Goal-directed visual information processing with GABAergic inhibition in parietal cortex

Goal-directed visual information processing involves tracking relevant visual signals (targets) over space and time. However, goal-irrelevant visual signals (distractors) can interfere with the tracking of targets. The neuronal mechanisms, which promote the tracking of targets in the challenge of interference from distractors remain elusive. Here, we used time-resolved functional magnetic resonance spectroscopy (fMRS) to measure dynamic changes of γ-aminobutyric acid (GABA), a chief inhibitory neurotransmitter, and glutamate, a chief excitatory neurotransmitter, in the parietal and visual cortices while participants performed a visual tracking task for targets among distractors.

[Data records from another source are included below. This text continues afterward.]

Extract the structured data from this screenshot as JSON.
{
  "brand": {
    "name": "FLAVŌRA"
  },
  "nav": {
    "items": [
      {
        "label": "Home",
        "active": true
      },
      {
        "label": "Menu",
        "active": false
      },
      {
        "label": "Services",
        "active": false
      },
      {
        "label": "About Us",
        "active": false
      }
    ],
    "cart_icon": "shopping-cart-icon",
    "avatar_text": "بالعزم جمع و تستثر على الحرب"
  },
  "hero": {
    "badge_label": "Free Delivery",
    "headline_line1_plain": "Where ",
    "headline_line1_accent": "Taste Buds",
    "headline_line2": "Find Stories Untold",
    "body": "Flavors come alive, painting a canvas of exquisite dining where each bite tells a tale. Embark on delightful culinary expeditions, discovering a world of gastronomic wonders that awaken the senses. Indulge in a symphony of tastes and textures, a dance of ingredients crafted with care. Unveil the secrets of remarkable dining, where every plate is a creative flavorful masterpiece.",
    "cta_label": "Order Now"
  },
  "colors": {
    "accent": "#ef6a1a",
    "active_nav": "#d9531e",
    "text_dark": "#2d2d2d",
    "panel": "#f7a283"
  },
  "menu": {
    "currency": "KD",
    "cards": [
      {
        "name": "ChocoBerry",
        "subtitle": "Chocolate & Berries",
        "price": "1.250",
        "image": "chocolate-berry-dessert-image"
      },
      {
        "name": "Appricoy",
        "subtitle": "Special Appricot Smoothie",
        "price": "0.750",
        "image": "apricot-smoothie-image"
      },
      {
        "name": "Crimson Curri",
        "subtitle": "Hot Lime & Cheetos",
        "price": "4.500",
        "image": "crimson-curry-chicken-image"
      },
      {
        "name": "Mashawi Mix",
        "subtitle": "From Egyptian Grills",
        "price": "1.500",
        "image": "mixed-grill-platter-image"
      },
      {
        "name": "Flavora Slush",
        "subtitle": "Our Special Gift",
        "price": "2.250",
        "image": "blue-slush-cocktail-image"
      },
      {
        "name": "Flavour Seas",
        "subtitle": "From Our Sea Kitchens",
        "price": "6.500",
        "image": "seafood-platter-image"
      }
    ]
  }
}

We found that the more targets had to be tracked, the greater the concentrations of GABA and glutamate in parietal cortex. In visual cortex only the concentration of glutamate increased with the number of tracking targets. Concentration changes of GABA and glutamate in parietal cortex only were differentially associated with performance: Better target tracking was associated with greater increase in GABA concentration and smaller increase in glutamate concentration. These results suggest that GABAergic inhibition in parietal cortex plays a crucial role in minimizing interference during target tracking over space and time, thereby promoting goal-directed visual information processing.